The dictionary and statutory construction controlled much of the discussion. The Supreme Court concluded that service advisors are “salesmen” within the ordinary meaning of that word because they sell “services” to customers for their vehicles. Just as partsmen do not spend time fixing or servicing vehicles, the fact that service advisors do not fix cars, is not fatal to the issue. The Supreme Court held that service advisors, like partsmen, are integral to the servicing process. The advisors are “primarily engaged” in servicing automobiles because their responsibilities include: speaking with customers; listening to their concerns; suggesting repair and maintenance services; selling accessories or replacement parts; entering service orders; following up with customers during the service process, including if new problems are discovered; and explaining the repair and maintenance work when customers pick up their vehicles.

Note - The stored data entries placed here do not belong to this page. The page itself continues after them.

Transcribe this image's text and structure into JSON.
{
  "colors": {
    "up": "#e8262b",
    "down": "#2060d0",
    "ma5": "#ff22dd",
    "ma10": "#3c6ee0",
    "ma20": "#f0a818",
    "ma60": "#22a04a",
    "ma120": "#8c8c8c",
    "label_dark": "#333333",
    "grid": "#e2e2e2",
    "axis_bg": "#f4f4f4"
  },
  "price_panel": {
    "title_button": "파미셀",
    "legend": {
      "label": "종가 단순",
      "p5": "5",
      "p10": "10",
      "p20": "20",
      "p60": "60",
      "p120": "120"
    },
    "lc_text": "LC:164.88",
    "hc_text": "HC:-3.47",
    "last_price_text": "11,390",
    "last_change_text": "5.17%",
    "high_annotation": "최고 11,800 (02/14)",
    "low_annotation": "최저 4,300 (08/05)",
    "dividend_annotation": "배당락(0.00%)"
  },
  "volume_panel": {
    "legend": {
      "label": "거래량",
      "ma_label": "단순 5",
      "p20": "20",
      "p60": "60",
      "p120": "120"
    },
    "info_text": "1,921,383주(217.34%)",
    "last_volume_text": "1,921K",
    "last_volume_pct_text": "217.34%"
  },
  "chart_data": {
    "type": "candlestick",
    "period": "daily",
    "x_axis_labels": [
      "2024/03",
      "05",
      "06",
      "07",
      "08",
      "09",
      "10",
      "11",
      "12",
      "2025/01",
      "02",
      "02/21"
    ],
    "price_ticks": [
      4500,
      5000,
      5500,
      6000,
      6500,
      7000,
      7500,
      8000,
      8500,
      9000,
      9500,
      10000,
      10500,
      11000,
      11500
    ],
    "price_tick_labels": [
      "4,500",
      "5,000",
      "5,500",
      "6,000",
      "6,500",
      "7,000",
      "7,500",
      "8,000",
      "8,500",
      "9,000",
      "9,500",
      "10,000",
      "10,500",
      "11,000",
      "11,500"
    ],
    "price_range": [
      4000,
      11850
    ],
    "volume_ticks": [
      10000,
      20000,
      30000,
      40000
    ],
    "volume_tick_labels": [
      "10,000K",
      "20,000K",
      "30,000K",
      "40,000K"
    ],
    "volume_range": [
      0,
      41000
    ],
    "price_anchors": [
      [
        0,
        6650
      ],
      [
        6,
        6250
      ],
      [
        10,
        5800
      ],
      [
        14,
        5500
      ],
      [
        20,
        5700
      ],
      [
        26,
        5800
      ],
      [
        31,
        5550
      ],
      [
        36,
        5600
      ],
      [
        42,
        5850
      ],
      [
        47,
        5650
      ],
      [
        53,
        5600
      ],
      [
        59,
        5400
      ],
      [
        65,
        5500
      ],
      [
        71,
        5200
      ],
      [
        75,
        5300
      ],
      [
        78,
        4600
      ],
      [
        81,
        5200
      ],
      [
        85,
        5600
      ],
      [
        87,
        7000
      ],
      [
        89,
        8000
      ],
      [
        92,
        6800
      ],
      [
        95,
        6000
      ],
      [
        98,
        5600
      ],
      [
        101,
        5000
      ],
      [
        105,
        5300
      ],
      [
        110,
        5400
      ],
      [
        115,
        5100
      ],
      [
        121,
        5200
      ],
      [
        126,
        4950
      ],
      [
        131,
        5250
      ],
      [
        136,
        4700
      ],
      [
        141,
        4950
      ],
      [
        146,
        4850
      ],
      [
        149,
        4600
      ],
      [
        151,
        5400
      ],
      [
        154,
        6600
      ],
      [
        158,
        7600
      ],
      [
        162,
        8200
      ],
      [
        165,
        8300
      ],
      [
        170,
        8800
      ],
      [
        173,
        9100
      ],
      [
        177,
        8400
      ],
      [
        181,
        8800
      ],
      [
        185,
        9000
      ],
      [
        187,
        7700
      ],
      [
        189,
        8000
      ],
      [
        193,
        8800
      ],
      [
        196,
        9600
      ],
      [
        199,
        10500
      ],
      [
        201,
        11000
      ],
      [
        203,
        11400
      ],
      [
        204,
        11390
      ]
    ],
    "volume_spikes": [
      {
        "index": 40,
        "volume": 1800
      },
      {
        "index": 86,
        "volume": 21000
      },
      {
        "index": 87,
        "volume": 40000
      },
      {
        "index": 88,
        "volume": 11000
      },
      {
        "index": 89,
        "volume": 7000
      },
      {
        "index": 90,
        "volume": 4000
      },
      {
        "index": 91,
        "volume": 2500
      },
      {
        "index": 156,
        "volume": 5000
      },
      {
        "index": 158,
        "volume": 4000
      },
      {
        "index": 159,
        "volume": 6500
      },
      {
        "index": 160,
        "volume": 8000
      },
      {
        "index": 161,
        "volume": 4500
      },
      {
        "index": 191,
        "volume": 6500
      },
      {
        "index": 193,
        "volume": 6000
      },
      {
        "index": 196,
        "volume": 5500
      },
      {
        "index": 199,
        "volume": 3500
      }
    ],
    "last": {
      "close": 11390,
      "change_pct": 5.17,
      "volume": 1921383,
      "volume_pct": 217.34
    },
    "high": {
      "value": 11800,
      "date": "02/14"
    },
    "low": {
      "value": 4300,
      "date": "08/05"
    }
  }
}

Accordingly, the Supreme Court concluded that service advisors are sales persons primarily engaged in servicing automobiles, and therefore are subject to the overtime exemption. In so concluding, the Supreme Court expressly rejected the Ninth Circuit’s analysis that a “salesman” is to be matched with selling and a “partsman and mechanic” matched with servicing, to conclude the exemption did not apply to salesmen primarily engaged in servicing automobiles. The Supreme Court focused on the word “or” which, in the disjunctive, means the exemption covers a salesman primarily engaged in either selling or servicing cars.
In addition to making a conclusive statement on the exemption, the Supreme Court rejected the notion that the FLSA exemptions are to be narrowly construed. The majority decision unequivocally rejected “this principle as a useful guidepost for interpreting the FLSA” rationalizing that the exemptions are as much a part of the FLSA’s purpose as the overtime-pay requirements and therefore, the courts have “no license to give the exemption anything but a fair reading.” This disregard of the FLSA’s narrow construction principle very well may send tremors through FLSA trial court litigation for the foreseeable future.